Aunque este artículo lo escribí hace algo más de un año, me temo que sigue de actualidad en este 2020 sin alarde pero no por ello más igualitario. Lo de ayer en Irun solo ha sido la anécdota. ¿Por qué la Ertzaintza considera contramanifestación antivox y por tanto prohíbe las respuestas y no hace lo mismo con las actuaciones betikos contra los desfiles igualitarios del Bidasoa? ¿Por qué la izquierda abertzale y la española se escandalizan ante los mensajes de odio de Vox cuando en Irun han regalado el mandato a José Antonio Santano Clavero, un reputado fascista de género?

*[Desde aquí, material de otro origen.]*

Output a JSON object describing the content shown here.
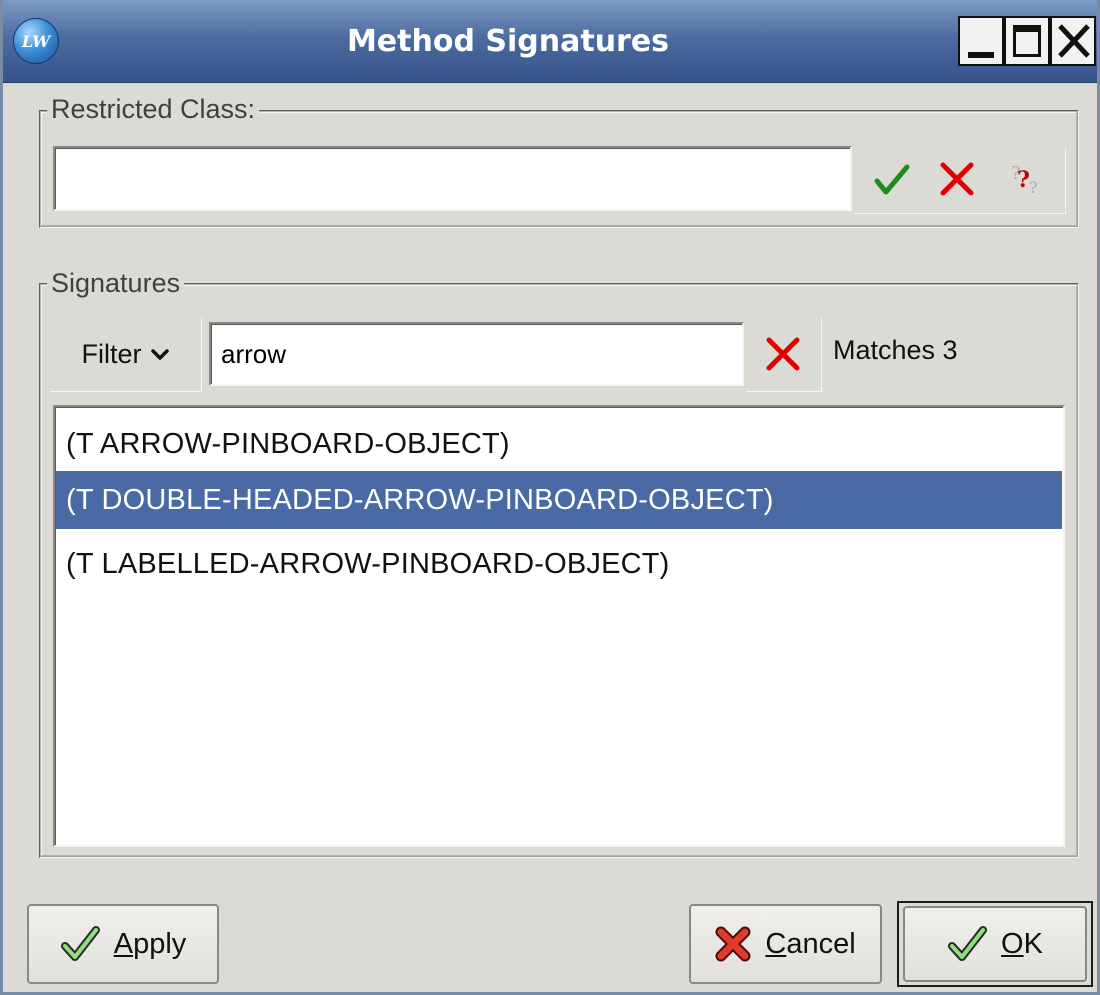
{
  "window": {
    "title": "Method Signatures",
    "app_icon_text": "LW"
  },
  "restricted_class": {
    "label": "Restricted Class:",
    "value": "",
    "icons": [
      "confirm-check-icon",
      "clear-x-icon",
      "help-question-icon"
    ]
  },
  "signatures": {
    "label": "Signatures",
    "filter_label": "Filter",
    "filter_value": "arrow",
    "matches_text": "Matches 3",
    "items": [
      {
        "label": "(T ARROW-PINBOARD-OBJECT)",
        "selected": false
      },
      {
        "label": "(T DOUBLE-HEADED-ARROW-PINBOARD-OBJECT)",
        "selected": true
      },
      {
        "label": "(T LABELLED-ARROW-PINBOARD-OBJECT)",
        "selected": false
      }
    ]
  },
  "buttons": {
    "apply_mnemonic": "A",
    "apply_rest": "pply",
    "cancel_mnemonic": "C",
    "cancel_rest": "ancel",
    "ok_mnemonic": "O",
    "ok_rest": "K"
  },
  "colors": {
    "titlebar": "#4a6aa0",
    "selection": "#4a6aa6",
    "check_green": "#1f8a1f",
    "x_red": "#e00000"
  }
}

Tanto escándalo por la irrupción de Vox, y en el Bajo Bidasoa (Gipuzkoa, Euskadi), Vox lleva más de 20 años marcando sus criterios, al menos en cuestión de negacionismo de desigualdad de género; desde 1996, cada 30 de junio en Irun y cada 8 de septiembre en Hondarribia. Tras 20 años de conflicto en los alardes, la postura institucional ha evolucionado a peor. Más allá de soflamas igualitaristas genéricas (incluida la ley de igualdad “pionera y modélica”… e incumplida año tras año), el discurso a nivel municipal se está imponiendo en algunos órganos forales y autonómicos y ciertos medios de comunicación públicos y privados: aquí no existe un problema de desigualdad, sino de convivencia. Las mujeres no pueden elegir su papel en las fiestas, e incluso en el espacio marginal (en tiempo y/o espacio) conseguido con mucho esfuerzo y sacrificios, dos décadas después hay quien se cree con derecho a vejarlas, aparte del ostracismo al que las condenan las instituciones locales. Es por ser mujeres y por nada más que por ser mujeres; pero pretenden que no es un problema de igualdad, sino de convivencia. De los muchos ejemplos, me limito a dos, ambos de 2019:

  • Uno: el 8 de septiembre de 2018 en la Calle Mayor de Hondarribia hubo un rebrote de violencia, planificado con la complicidad de la Ertzaintza, que no hizo absolutamente nada para evitarlo pese a que quienes acudimos observamos cómo se repartían un año más plásticos negros, carteles y -novedad- silbatos en un evidente acto de contramanifestación, figura delictiva en nuestro ordenamiento jurídico. Ante el escándalo que las redes sociales denunciaron inmediatamente (imagínense lo que pasaba hace un par de décadas), el benemérito Cuerpo de Policía Autónoma se ha visto obligado a actuar, tras dejar pasar meses para que el eco mediático se apagara. El resultado: varias personas tradicionalistas multadas (cosa que se habría evitado si se les hubiera apercibido previamente), y dos miembros de la compañía Jaizkibel, no cualesquiera, sino una excapitana y la capitana actual; dos personas de sobra conocidas por ertzainas, participantes y público, partidario de su presencia o no. El argumento policial, sin embargo, pretende que al salirse de las filas para poner un orden que no ponían las fuerzas del orden provocaron más silbidos y abucheos del público, como si se trataran de mera respuesta a una coreografía mal representada. Es decir, que para la Ertzaintza fueron las víctimas las que provocaron los incidentes con su presencia inapropiada, ratificando el discurso de que aquí no hay discriminación, sino un simple problema de convivencia entre dos maneras de entender el Alarde, a modo de dos hinchadas deportivas enfrentadas, con el agravante de que la minoritaria pretexta sus provocaciones «al pueblo» en inexistente discriminación de género.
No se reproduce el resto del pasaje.